コラムNo.186 属人的営業の功罪

 

 私は仕事上、さまざまな会社の「内側」を見せていただきます。内側と言うのは別に室内と言う意味ではなく(まあ室内もですが)、事業の仕組みや財務状況など、外からはうかがい知れない会社の重要な内部情報のことです。

 

 今回お話したいのは、会社の「内側」の事業の仕組みのうち、その核とも言うべき「営業」についてです。ここでいう営業は、主に見込客に向けて自社商品を販売する業務のことを指します。

 

 さて、皆さんの会社では営業活動をどう実践しているでしょうか?こんな質問をすると、大体「は?」「普通にやってるよ」「ちゃんとヒアリングして…なんちゃらかんちゃら…」と色々な意見がでてきます。

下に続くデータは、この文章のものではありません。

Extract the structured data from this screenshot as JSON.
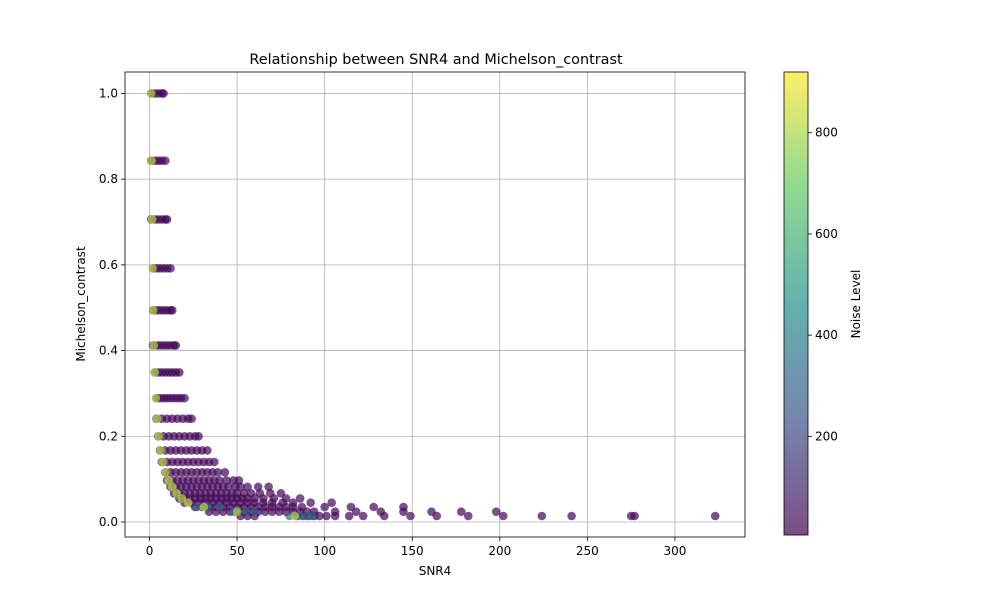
{
  "chart_data": {
    "type": "scatter",
    "title": "Relationship between SNR4 and Michelson_contrast",
    "xlabel": "SNR4",
    "ylabel": "Michelson_contrast",
    "xlim": [
      -14,
      340
    ],
    "ylim": [
      -0.035,
      1.05
    ],
    "xticks": [
      0,
      50,
      100,
      150,
      200,
      250,
      300
    ],
    "xtick_labels": [
      "0",
      "50",
      "100",
      "150",
      "200",
      "250",
      "300"
    ],
    "yticks": [
      0.0,
      0.2,
      0.4,
      0.6,
      0.8,
      1.0
    ],
    "ytick_labels": [
      "0.0",
      "0.2",
      "0.4",
      "0.6",
      "0.8",
      "1.0"
    ],
    "grid": true,
    "marker_alpha": 0.7,
    "colorbar": {
      "label": "Noise Level",
      "colormap": "viridis",
      "range": [
        5,
        920
      ],
      "ticks": [
        200,
        400,
        600,
        800
      ],
      "tick_labels": [
        "200",
        "400",
        "600",
        "800"
      ]
    },
    "contrast_levels": [
      1.0,
      0.843,
      0.706,
      0.592,
      0.494,
      0.412,
      0.349,
      0.289,
      0.241,
      0.2,
      0.167,
      0.14,
      0.116,
      0.097,
      0.082,
      0.067,
      0.055,
      0.045,
      0.035,
      0.024,
      0.014
    ],
    "points_low_noise_noise": 20,
    "low_noise_points": [
      [
        1,
        1.0
      ],
      [
        3,
        1.0
      ],
      [
        5,
        1.0
      ],
      [
        7,
        1.0
      ],
      [
        8,
        1.0
      ],
      [
        1,
        0.843
      ],
      [
        3,
        0.843
      ],
      [
        5,
        0.843
      ],
      [
        7,
        0.843
      ],
      [
        9,
        0.843
      ],
      [
        1,
        0.706
      ],
      [
        3,
        0.706
      ],
      [
        5,
        0.706
      ],
      [
        7,
        0.706
      ],
      [
        9,
        0.706
      ],
      [
        10,
        0.706
      ],
      [
        2,
        0.592
      ],
      [
        4,
        0.592
      ],
      [
        6,
        0.592
      ],
      [
        8,
        0.592
      ],
      [
        10,
        0.592
      ],
      [
        12,
        0.592
      ],
      [
        2,
        0.494
      ],
      [
        4,
        0.494
      ],
      [
        6,
        0.494
      ],
      [
        8,
        0.494
      ],
      [
        10,
        0.494
      ],
      [
        12,
        0.494
      ],
      [
        13,
        0.494
      ],
      [
        2,
        0.412
      ],
      [
        4,
        0.412
      ],
      [
        6,
        0.412
      ],
      [
        8,
        0.412
      ],
      [
        10,
        0.412
      ],
      [
        12,
        0.412
      ],
      [
        14,
        0.412
      ],
      [
        15,
        0.412
      ],
      [
        3,
        0.349
      ],
      [
        5,
        0.349
      ],
      [
        7,
        0.349
      ],
      [
        9,
        0.349
      ],
      [
        11,
        0.349
      ],
      [
        13,
        0.349
      ],
      [
        15,
        0.349
      ],
      [
        17,
        0.349
      ],
      [
        4,
        0.289
      ],
      [
        6,
        0.289
      ],
      [
        8,
        0.289
      ],
      [
        10,
        0.289
      ],
      [
        12,
        0.289
      ],
      [
        14,
        0.289
      ],
      [
        16,
        0.289
      ],
      [
        18,
        0.289
      ],
      [
        20,
        0.289
      ],
      [
        4,
        0.241
      ],
      [
        7,
        0.241
      ],
      [
        10,
        0.241
      ],
      [
        13,
        0.241
      ],
      [
        16,
        0.241
      ],
      [
        19,
        0.241
      ],
      [
        22,
        0.241
      ],
      [
        24,
        0.241
      ],
      [
        5,
        0.2
      ],
      [
        8,
        0.2
      ],
      [
        11,
        0.2
      ],
      [
        14,
        0.2
      ],
      [
        17,
        0.2
      ],
      [
        20,
        0.2
      ],
      [
        23,
        0.2
      ],
      [
        26,
        0.2
      ],
      [
        28,
        0.2
      ],
      [
        6,
        0.167
      ],
      [
        9,
        0.167
      ],
      [
        12,
        0.167
      ],
      [
        15,
        0.167
      ],
      [
        18,
        0.167
      ],
      [
        21,
        0.167
      ],
      [
        24,
        0.167
      ],
      [
        27,
        0.167
      ],
      [
        30,
        0.167
      ],
      [
        33,
        0.167
      ],
      [
        7,
        0.14
      ],
      [
        10,
        0.14
      ],
      [
        13,
        0.14
      ],
      [
        16,
        0.14
      ],
      [
        19,
        0.14
      ],
      [
        22,
        0.14
      ],
      [
        25,
        0.14
      ],
      [
        28,
        0.14
      ],
      [
        31,
        0.14
      ],
      [
        34,
        0.14
      ],
      [
        37,
        0.14
      ],
      [
        9,
        0.116
      ],
      [
        12,
        0.116
      ],
      [
        15,
        0.116
      ],
      [
        18,
        0.116
      ],
      [
        21,
        0.116
      ],
      [
        24,
        0.116
      ],
      [
        27,
        0.116
      ],
      [
        30,
        0.116
      ],
      [
        33,
        0.116
      ],
      [
        36,
        0.116
      ],
      [
        39,
        0.116
      ],
      [
        43,
        0.116
      ],
      [
        10,
        0.097
      ],
      [
        13,
        0.097
      ],
      [
        16,
        0.097
      ],
      [
        19,
        0.097
      ],
      [
        22,
        0.097
      ],
      [
        25,
        0.097
      ],
      [
        28,
        0.097
      ],
      [
        31,
        0.097
      ],
      [
        34,
        0.097
      ],
      [
        37,
        0.097
      ],
      [
        40,
        0.097
      ],
      [
        44,
        0.097
      ],
      [
        48,
        0.097
      ],
      [
        51,
        0.097
      ],
      [
        12,
        0.082
      ],
      [
        15,
        0.082
      ],
      [
        18,
        0.082
      ],
      [
        21,
        0.082
      ],
      [
        24,
        0.082
      ],
      [
        27,
        0.082
      ],
      [
        30,
        0.082
      ],
      [
        33,
        0.082
      ],
      [
        36,
        0.082
      ],
      [
        39,
        0.082
      ],
      [
        42,
        0.082
      ],
      [
        45,
        0.082
      ],
      [
        49,
        0.082
      ],
      [
        52,
        0.082
      ],
      [
        56,
        0.082
      ],
      [
        62,
        0.082
      ],
      [
        68,
        0.082
      ],
      [
        14,
        0.067
      ],
      [
        17,
        0.067
      ],
      [
        20,
        0.067
      ],
      [
        23,
        0.067
      ],
      [
        26,
        0.067
      ],
      [
        29,
        0.067
      ],
      [
        32,
        0.067
      ],
      [
        35,
        0.067
      ],
      [
        38,
        0.067
      ],
      [
        41,
        0.067
      ],
      [
        44,
        0.067
      ],
      [
        47,
        0.067
      ],
      [
        50,
        0.067
      ],
      [
        54,
        0.067
      ],
      [
        58,
        0.067
      ],
      [
        63,
        0.067
      ],
      [
        69,
        0.067
      ],
      [
        75,
        0.067
      ],
      [
        17,
        0.055
      ],
      [
        20,
        0.055
      ],
      [
        23,
        0.055
      ],
      [
        26,
        0.055
      ],
      [
        29,
        0.055
      ],
      [
        32,
        0.055
      ],
      [
        35,
        0.055
      ],
      [
        38,
        0.055
      ],
      [
        41,
        0.055
      ],
      [
        44,
        0.055
      ],
      [
        47,
        0.055
      ],
      [
        50,
        0.055
      ],
      [
        53,
        0.055
      ],
      [
        56,
        0.055
      ],
      [
        60,
        0.055
      ],
      [
        65,
        0.055
      ],
      [
        71,
        0.055
      ],
      [
        78,
        0.055
      ],
      [
        86,
        0.055
      ],
      [
        20,
        0.045
      ],
      [
        24,
        0.045
      ],
      [
        28,
        0.045
      ],
      [
        32,
        0.045
      ],
      [
        36,
        0.045
      ],
      [
        40,
        0.045
      ],
      [
        44,
        0.045
      ],
      [
        48,
        0.045
      ],
      [
        52,
        0.045
      ],
      [
        56,
        0.045
      ],
      [
        60,
        0.045
      ],
      [
        65,
        0.045
      ],
      [
        70,
        0.045
      ],
      [
        76,
        0.045
      ],
      [
        82,
        0.045
      ],
      [
        92,
        0.045
      ],
      [
        104,
        0.045
      ],
      [
        26,
        0.035
      ],
      [
        30,
        0.035
      ],
      [
        34,
        0.035
      ],
      [
        38,
        0.035
      ],
      [
        42,
        0.035
      ],
      [
        46,
        0.035
      ],
      [
        50,
        0.035
      ],
      [
        54,
        0.035
      ],
      [
        58,
        0.035
      ],
      [
        62,
        0.035
      ],
      [
        66,
        0.035
      ],
      [
        70,
        0.035
      ],
      [
        74,
        0.035
      ],
      [
        78,
        0.035
      ],
      [
        82,
        0.035
      ],
      [
        87,
        0.035
      ],
      [
        100,
        0.035
      ],
      [
        115,
        0.035
      ],
      [
        128,
        0.035
      ],
      [
        145,
        0.035
      ],
      [
        34,
        0.024
      ],
      [
        38,
        0.024
      ],
      [
        42,
        0.024
      ],
      [
        46,
        0.024
      ],
      [
        50,
        0.024
      ],
      [
        54,
        0.024
      ],
      [
        58,
        0.024
      ],
      [
        62,
        0.024
      ],
      [
        66,
        0.024
      ],
      [
        70,
        0.024
      ],
      [
        74,
        0.024
      ],
      [
        78,
        0.024
      ],
      [
        82,
        0.024
      ],
      [
        86,
        0.024
      ],
      [
        90,
        0.024
      ],
      [
        94,
        0.024
      ],
      [
        106,
        0.024
      ],
      [
        118,
        0.024
      ],
      [
        132,
        0.024
      ],
      [
        145,
        0.024
      ],
      [
        161,
        0.024
      ],
      [
        178,
        0.024
      ],
      [
        198,
        0.024
      ],
      [
        52,
        0.014
      ],
      [
        56,
        0.014
      ],
      [
        60,
        0.014
      ],
      [
        84,
        0.014
      ],
      [
        88,
        0.014
      ],
      [
        91,
        0.014
      ],
      [
        94,
        0.014
      ],
      [
        97,
        0.014
      ],
      [
        101,
        0.014
      ],
      [
        106,
        0.014
      ],
      [
        114,
        0.014
      ],
      [
        122,
        0.014
      ],
      [
        134,
        0.014
      ],
      [
        149,
        0.014
      ],
      [
        164,
        0.014
      ],
      [
        182,
        0.014
      ],
      [
        202,
        0.014
      ],
      [
        224,
        0.014
      ],
      [
        241,
        0.014
      ],
      [
        275,
        0.014
      ],
      [
        277,
        0.014
      ],
      [
        323,
        0.014
      ]
    ],
    "high_noise_noise": 820,
    "high_noise_points": [
      [
        1,
        1.0
      ],
      [
        1.2,
        0.843
      ],
      [
        1.5,
        0.706
      ],
      [
        1.8,
        0.592
      ],
      [
        2.1,
        0.494
      ],
      [
        2.5,
        0.412
      ],
      [
        3,
        0.349
      ],
      [
        3.6,
        0.289
      ],
      [
        4.3,
        0.241
      ],
      [
        5.2,
        0.2
      ],
      [
        6.3,
        0.167
      ],
      [
        7.5,
        0.14
      ],
      [
        9,
        0.116
      ],
      [
        10.8,
        0.097
      ],
      [
        12.9,
        0.082
      ],
      [
        15.5,
        0.067
      ],
      [
        18.5,
        0.055
      ],
      [
        22,
        0.045
      ],
      [
        31,
        0.035
      ],
      [
        50,
        0.024
      ],
      [
        83,
        0.014
      ]
    ],
    "mid_noise_noise": 300,
    "mid_noise_points": [
      [
        27,
        0.035
      ],
      [
        33,
        0.035
      ],
      [
        40,
        0.035
      ],
      [
        48,
        0.024
      ],
      [
        55,
        0.024
      ],
      [
        60,
        0.024
      ],
      [
        80,
        0.014
      ],
      [
        86,
        0.014
      ],
      [
        90,
        0.014
      ],
      [
        93,
        0.014
      ]
    ]
  }
}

要するに大半の会社は「人それぞれ」なわけです。

 

 一人会社であれば、「人それぞれ」で特に問題ありません。と言うよりもそれが当たり前です。しかし、営業担当者が2名以上になったら、ある程度の型が必要になると私は考えています。

 

 なぜか。それは「再現性」と「継続性」を持たせ、より永続的に事業を展開していくためです。人それぞれだと、ほぼすべての企業でかなり早いうちに業績は頭打ちとなります。売れる人はますます売れ、売れない人はまったく売れず、その格差は広がり続け、売れる人はより高い給与の会社に転職し、売れない人は他の業種に移ります。で、最後は人が集まらなくなり、結局のところ社長以外誰もいなくなります。売上どころか会社存続の危機になるわけです。

 

 ここは重要なポイントですが、最初から売れる人はごく少数派です。もっと言えばほとんどいません。これが分かっていない経営者が多い。自分ができるから他人も多少頑張ればできると思ってしまう。人を頭数だけで揃えてしまう。残念ながら人材のほとんどは育成に相当な時間がかかり、平均以上にいく割合も実はそう高くない。何も教えず最初から「売れる」スタッフなど、宝くじ1等レベルの確率であり、夢物語です。

 

 つまり、基本的な営業活動は、売れない社員をベースに考えることが必要で、それには型が必須だという話です。誰がやっても同様の結果が出るような、「再現性」と、それがあることで成果を残せ、仕事を続けることでさらにスキルアップし「継続性」が担保される。そんな型をつくらなければ、会社としての成功は望めません。

 

 型の作り方は簡単です。まずは営業のプロセスを簡単でいいので明文化することです。例えばリストアップからアプローチ、ヒアリング、プレゼンテーション、クロージングの流れの中で何をやっているかを書き出し、文章に落とし込むだけです。

 

 最初から細かい型をつくる必要はまったくありません。むしろ人数が少ないうちは細かすぎると逆に型が足を引っ張り、成長が止まりやすくなります。繰り返しになりますが、ごく簡単な内容でも十分です。A4の紙1枚程度に、営業活動に必要なプロセスだけを簡潔に書き込む。最初はそれだけで十分です。